The second half of the book offers an helpful overview of Bonhoeffer’s theological ethic and development. The thesis of the book is that from 1932-1945, Bonhoeffer held a consistent pacifist ethic and did not (as others suggest) repudiate Discipleship by the time he wrote Ethics. There is really no debate that in his 1929 Barcelona lectures, Bonhoeffer was solidly an advocate of just war theory. And there is no debate that around 1932, through his friendship at Union Seminary with Jean Lassarre – a French Tolstoyian pacifist committed to the simple obedience of the Sermon on the Mount – that Bonhoeffer’s thinking on the matter dramatically changed and was the catalyst behind the later writing ofDiscipleship. The claim of this book is that between Discipleship (1937) and Ethics(1943) there is no repudiation of a strong pacifist ethic for Dietrich Bonhoeffer.
This rather than being a repudiation of Discipleship either in its parts or as a whole, Ethics is a confirmation, as it is its continuation, amendment, clarification and culmination (p. 158).
Using JW for just war, P for pacifist, and upper and lower case for a soft or strong ethic, the basic claims in this book can be depicted as following. The pervasive “myth” in the development of Bonhoeffer’s life and thought could be pictured as:
JW – p – jw
1929 1937 1943
Barcelona Ethics Discipleship
Nation, Siegrist and Umbel challenge this and propose a more accurate reading would be:
JW – P – p
1929 1937 1943
The four chapters in the second section of the book hit the major themes we find in Discipleship and Ethics; cheap grace, simple and paradoxical obedience, the ultimate and penultimate, the this-worldliness of Christianity and, guilt and responsibility.
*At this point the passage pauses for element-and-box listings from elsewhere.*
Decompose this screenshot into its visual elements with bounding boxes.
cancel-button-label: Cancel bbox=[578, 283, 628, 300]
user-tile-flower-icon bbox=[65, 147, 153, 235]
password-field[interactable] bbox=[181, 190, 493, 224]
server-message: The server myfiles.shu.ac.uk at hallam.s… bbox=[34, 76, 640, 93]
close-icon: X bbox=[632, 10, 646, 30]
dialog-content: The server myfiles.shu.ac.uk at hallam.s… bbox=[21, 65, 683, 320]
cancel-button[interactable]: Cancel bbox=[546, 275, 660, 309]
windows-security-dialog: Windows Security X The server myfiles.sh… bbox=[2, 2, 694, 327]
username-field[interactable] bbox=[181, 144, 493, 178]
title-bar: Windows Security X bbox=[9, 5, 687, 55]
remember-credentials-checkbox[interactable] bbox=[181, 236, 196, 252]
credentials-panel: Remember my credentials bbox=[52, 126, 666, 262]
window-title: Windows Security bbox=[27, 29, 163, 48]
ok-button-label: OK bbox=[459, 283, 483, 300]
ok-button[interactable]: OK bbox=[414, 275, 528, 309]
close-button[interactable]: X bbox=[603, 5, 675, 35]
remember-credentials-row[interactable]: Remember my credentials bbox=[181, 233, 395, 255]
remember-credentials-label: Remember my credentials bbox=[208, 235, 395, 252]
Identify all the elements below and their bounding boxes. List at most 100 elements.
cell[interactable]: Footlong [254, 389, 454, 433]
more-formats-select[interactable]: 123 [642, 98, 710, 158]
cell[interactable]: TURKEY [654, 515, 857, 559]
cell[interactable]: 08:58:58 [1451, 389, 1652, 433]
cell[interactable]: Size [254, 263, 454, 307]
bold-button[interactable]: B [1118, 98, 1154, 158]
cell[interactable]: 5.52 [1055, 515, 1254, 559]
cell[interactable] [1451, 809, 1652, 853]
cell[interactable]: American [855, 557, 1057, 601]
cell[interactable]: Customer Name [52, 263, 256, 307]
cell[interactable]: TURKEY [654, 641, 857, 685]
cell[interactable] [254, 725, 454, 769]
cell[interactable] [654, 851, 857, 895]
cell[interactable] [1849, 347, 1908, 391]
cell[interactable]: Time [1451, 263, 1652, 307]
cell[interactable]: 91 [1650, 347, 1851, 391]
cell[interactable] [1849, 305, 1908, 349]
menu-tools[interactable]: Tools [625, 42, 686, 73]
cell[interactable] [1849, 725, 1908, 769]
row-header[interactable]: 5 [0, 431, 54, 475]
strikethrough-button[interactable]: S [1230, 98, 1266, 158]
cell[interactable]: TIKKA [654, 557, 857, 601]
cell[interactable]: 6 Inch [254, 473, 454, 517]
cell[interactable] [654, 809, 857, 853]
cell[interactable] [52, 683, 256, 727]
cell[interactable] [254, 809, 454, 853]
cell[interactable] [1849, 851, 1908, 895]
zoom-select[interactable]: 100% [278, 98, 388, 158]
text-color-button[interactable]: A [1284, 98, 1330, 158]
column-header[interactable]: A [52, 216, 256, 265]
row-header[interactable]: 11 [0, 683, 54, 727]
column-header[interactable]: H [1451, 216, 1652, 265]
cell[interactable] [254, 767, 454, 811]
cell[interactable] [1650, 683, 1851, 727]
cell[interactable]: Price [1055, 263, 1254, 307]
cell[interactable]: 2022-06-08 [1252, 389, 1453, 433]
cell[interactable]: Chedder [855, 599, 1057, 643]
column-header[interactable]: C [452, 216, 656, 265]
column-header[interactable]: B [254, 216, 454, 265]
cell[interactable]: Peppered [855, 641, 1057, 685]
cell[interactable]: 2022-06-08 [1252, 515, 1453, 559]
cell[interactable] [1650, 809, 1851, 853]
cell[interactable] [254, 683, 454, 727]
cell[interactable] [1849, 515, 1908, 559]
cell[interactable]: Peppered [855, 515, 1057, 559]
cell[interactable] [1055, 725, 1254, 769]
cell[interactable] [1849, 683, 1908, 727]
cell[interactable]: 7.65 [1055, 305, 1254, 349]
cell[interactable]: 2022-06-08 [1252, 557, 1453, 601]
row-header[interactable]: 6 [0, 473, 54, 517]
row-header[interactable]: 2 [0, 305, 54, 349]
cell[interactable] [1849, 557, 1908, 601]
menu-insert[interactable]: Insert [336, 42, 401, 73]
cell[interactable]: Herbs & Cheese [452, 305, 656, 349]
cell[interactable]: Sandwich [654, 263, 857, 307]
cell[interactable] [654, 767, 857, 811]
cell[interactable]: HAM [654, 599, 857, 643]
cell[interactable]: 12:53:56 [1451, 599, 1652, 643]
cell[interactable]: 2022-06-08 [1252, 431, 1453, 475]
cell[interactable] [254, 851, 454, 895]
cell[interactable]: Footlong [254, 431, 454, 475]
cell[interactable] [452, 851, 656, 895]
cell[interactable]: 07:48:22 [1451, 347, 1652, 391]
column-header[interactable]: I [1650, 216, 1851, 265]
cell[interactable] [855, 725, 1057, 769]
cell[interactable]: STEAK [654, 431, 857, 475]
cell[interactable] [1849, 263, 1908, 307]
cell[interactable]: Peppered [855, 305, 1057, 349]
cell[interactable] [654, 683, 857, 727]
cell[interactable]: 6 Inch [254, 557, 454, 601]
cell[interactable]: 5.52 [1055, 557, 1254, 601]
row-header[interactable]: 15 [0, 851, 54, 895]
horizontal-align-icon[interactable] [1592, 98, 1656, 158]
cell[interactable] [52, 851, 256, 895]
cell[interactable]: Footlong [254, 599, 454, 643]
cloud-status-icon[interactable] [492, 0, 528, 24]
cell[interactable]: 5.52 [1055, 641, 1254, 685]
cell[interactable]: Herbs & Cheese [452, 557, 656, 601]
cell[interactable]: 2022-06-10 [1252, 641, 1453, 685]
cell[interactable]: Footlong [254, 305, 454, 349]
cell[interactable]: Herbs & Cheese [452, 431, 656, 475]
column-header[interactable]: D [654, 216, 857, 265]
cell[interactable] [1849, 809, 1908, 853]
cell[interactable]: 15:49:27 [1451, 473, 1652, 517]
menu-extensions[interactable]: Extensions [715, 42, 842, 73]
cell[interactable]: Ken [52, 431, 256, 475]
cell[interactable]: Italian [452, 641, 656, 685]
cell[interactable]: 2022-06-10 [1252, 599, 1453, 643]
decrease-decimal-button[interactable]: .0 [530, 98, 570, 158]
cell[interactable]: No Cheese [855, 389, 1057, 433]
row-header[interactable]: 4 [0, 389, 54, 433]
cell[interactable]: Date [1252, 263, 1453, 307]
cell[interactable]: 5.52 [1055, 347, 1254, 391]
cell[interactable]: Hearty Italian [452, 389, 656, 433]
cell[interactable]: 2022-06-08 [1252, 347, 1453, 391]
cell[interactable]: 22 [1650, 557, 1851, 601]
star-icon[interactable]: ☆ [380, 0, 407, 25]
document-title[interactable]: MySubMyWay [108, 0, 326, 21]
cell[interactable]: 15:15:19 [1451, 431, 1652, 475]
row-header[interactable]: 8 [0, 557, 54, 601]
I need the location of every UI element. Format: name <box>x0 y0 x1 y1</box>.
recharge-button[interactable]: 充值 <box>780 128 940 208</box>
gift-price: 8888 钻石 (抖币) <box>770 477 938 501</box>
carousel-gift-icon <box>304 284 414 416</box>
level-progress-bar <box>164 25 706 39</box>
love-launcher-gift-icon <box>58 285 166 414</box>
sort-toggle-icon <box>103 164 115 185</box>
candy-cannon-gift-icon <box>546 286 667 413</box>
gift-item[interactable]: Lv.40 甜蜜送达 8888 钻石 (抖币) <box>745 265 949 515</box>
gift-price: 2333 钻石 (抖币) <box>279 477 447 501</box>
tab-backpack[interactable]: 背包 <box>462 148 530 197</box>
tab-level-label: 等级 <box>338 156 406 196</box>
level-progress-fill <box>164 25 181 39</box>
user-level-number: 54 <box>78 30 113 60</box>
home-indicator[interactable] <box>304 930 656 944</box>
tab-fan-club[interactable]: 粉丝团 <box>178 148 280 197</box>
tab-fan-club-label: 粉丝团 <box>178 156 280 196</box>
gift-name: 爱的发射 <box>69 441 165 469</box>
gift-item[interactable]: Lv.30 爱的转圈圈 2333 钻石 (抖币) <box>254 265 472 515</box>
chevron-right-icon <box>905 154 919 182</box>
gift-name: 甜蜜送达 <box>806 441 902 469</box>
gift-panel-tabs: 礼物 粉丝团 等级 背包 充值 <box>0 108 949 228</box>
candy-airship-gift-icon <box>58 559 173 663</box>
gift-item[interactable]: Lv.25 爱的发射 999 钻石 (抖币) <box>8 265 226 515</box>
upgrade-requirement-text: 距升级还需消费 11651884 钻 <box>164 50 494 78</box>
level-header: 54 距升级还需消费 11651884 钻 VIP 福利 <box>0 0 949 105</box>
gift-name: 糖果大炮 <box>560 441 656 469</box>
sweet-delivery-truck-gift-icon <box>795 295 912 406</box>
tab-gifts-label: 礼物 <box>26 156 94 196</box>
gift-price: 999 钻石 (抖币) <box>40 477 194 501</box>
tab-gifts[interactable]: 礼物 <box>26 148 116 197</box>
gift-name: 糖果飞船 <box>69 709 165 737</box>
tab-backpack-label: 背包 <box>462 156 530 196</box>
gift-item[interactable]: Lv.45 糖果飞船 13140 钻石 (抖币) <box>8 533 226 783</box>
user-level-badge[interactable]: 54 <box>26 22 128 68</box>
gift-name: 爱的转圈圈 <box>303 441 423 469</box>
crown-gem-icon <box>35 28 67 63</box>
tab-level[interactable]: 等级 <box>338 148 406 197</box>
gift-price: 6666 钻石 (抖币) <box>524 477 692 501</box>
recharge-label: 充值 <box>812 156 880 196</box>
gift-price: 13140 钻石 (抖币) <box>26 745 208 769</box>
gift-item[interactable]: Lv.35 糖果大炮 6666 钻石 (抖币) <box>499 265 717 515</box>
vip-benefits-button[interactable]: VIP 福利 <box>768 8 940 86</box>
The analysis of the writings of Bonhoeffer show “that Bonhoeffer in no way checked his rigorous ethics at the door of World War II or his involvement in the resistance. Bonhoeffer held to an ethic centered on Christ– uncompromised, though not unaffected, by his circumstances” (p. 209). Readers are encouraged to consider how, to date, Bonhoeffer’s development of thought has been viewed primarily through a Niebuhrian-tainted lens in that loving enemies is an impossibility– “unrealistic and, in a vicious world, is even harmful” (p. 218). The contention is this, in part, is what has been driving significant misreadings of Bonhoeffer’s later work.
Book titles are intended to be catchy and provocative enough to sell books and start conversations but one wonders how Bonhoeffer would react to the use of the term assassin here in the title? Perhaps this important book might be better titledA Pacifist Rereading of Bonhoeffer or A Pacifists Guide to Bonhoeffer. In his conclusion Nation recites Larry Rasmussen’s standard work on the subject, Dietrich Bonhoeffer: Reality and Resistance, to bolster his own thesis: “All the twisting possible cannot make the author of The Cost of Discipleship a volunteer for even assassinating Adolf Hitler” (p. 222).